La révolution des esprits, symbolisée par l’ouvrage des Toffler(7), bouscule les approches traditionnelles. Elle ouvre la voie à la démarche d’intelligence économique lancée en France, à partir d’une comparaison des cultures nationales des puissances industrielles dominantes comme les États-Unis, le Japon et l’Allemagne. Cette approche impulsée par les futurs créateurs de l’école de guerre économique(8) servira de base méthodologique au groupe de travail présidé par Henri Martre entre 1992 et 1994. L’objectif fut de créer un concept intégrant les différentes dimensions prises par l’information dans les domaines géoéconomique, concurrentiel et sociétal.

   
   
 

Enjeux de puissance

   
 

Il est encore difficile de faire comprendre les bouleversements intervenus après la guerre froide : l’importance croissante des affrontements géoéconomiques dans les rapports entre pays alliés, la redécouverte de l’État stratège comme cœur de décision de la politique d’accroissement de puissance, le décalage patriotique entre le patronat américain et le patronat français. Aujourd’hui, l’économie française ne peut plus limiter son avenir à une relance de croissance et à sa position acquise dans le sillage de l’économie américaine. Les entreprises américaines ne viendront pas nous aider pour faire face aux effets des recherches de puissance de la Chine, de l’Inde ou d’autres puissances émergentes plus modestes.

Dans cette prise de conscience à retardement, les évènements du 11 septembre et la dernière guerre en Irak donnent une image plus précise de la multipolarité des enjeux stratégiques et de leur interaction. C’est une évidence pour tout le monde : le pétrole ne se limite pas à une compétition, ni à une affaire de concurrence entre groupes. Il demeure un enjeu de puissance majeur. Rappelons que cette vérité élémentaire n’était plus politiquement correcte depuis des décennies. Hélas, ce n’est pas la seule. Contrairement à ce que prétend le Medef sur le caractère purement concurrentiel de l’OPA de Sanofi contre Avantis, la concentration dans l’industrie pharmaceutique est devenue un véritable enjeu de puissance, compte tenu de la place qu’occupe la santé dans les pays industrialisés.
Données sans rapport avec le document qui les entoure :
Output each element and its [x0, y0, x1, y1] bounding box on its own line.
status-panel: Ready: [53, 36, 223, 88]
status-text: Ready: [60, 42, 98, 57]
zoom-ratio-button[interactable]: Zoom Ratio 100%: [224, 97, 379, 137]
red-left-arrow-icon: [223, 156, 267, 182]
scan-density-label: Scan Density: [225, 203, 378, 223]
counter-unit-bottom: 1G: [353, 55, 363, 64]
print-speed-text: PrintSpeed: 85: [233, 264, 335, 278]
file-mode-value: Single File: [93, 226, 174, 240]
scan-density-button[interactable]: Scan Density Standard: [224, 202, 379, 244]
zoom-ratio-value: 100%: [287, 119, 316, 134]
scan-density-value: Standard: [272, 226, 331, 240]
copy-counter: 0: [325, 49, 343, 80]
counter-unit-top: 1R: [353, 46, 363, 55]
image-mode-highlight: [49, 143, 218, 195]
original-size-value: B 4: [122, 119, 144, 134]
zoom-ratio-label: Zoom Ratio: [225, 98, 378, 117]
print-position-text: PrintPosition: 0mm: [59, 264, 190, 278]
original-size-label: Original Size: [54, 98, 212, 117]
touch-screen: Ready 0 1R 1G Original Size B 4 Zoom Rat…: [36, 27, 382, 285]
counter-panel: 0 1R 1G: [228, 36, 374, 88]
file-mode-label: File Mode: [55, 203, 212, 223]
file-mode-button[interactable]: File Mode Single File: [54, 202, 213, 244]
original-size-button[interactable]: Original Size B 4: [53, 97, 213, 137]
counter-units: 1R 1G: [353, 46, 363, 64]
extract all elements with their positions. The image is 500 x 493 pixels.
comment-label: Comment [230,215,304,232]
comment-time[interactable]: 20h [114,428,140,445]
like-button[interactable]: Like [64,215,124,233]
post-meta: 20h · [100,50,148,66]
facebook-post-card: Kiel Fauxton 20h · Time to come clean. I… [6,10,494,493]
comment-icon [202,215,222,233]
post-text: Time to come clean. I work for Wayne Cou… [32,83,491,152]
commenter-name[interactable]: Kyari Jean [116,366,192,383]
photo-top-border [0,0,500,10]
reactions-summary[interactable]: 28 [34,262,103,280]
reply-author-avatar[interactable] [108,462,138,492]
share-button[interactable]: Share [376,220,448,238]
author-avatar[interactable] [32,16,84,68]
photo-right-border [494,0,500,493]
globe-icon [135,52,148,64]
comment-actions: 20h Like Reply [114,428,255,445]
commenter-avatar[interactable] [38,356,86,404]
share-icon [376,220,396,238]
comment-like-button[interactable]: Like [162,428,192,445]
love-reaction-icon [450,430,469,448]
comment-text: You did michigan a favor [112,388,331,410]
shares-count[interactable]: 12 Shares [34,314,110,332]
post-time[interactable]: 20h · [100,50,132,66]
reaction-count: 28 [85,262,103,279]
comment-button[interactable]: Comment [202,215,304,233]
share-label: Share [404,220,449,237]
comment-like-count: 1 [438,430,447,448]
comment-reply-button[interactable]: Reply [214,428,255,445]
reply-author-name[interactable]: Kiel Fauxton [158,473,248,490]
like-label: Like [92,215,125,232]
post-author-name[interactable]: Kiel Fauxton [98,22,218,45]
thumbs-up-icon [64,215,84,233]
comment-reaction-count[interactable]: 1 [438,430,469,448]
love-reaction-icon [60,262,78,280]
Après quinze ans de cheminement théorique et pratique, le concept d’intelligence économique gagne peu à peu du terrain. Le rapport Carayon(9) publié en 2003 constitue un pas supplémentaire dans l’élaboration d’une grille de lecture étatique des enjeux informationnels des entreprises. D’autres étapes sont encore à définir. Alain Juillet, nommé en 2004 Haut responsable à l’intelligence économique a notamment reçu le mandat de pérenniser cette discipline dans l’enseignement supérieur. La génération à venir, formée aux technologies de l’information, sera le véritable bénéficiaire de ce travail préparatoire, quelque peu chaotique du fait de notre héritage culturel. à elle d’en tirer le maximum de résultats.

   
   
  (1) Christian Harbulot, Techniques offensives et guerre économique, Aditech, 1990.
  (2) Henri Dou, Veille technologique et compétitivité (L’intelligence économique au service du développement industriel), Dunod, 1995.
  (3) Humbert Lesca, Veille stratégique (l’intelligence de l’entreprise), Astier, 1994.
  (4) François Jakobiak, Pratique de la veille technologique, Les éditions d’organisation, 1991.
  (5)Bruno Martinet, La veille technologique, concurrentielle et commerciale, éditions d’organisation, 1989.
  (6) Jacques Villain, L?entreprise aux aguets, éditions Masson, 1990.
  (7) Alvin et Heidi Toffler, Guerre et contre-guerrre, Fayard, 1994.
  (8) Général (cr) Jean Pichot-Duclos et Christian Harbulot.
  (9) Benard Carayon, Intelligence économique et cohésion sociale, La Documentation française, 2003.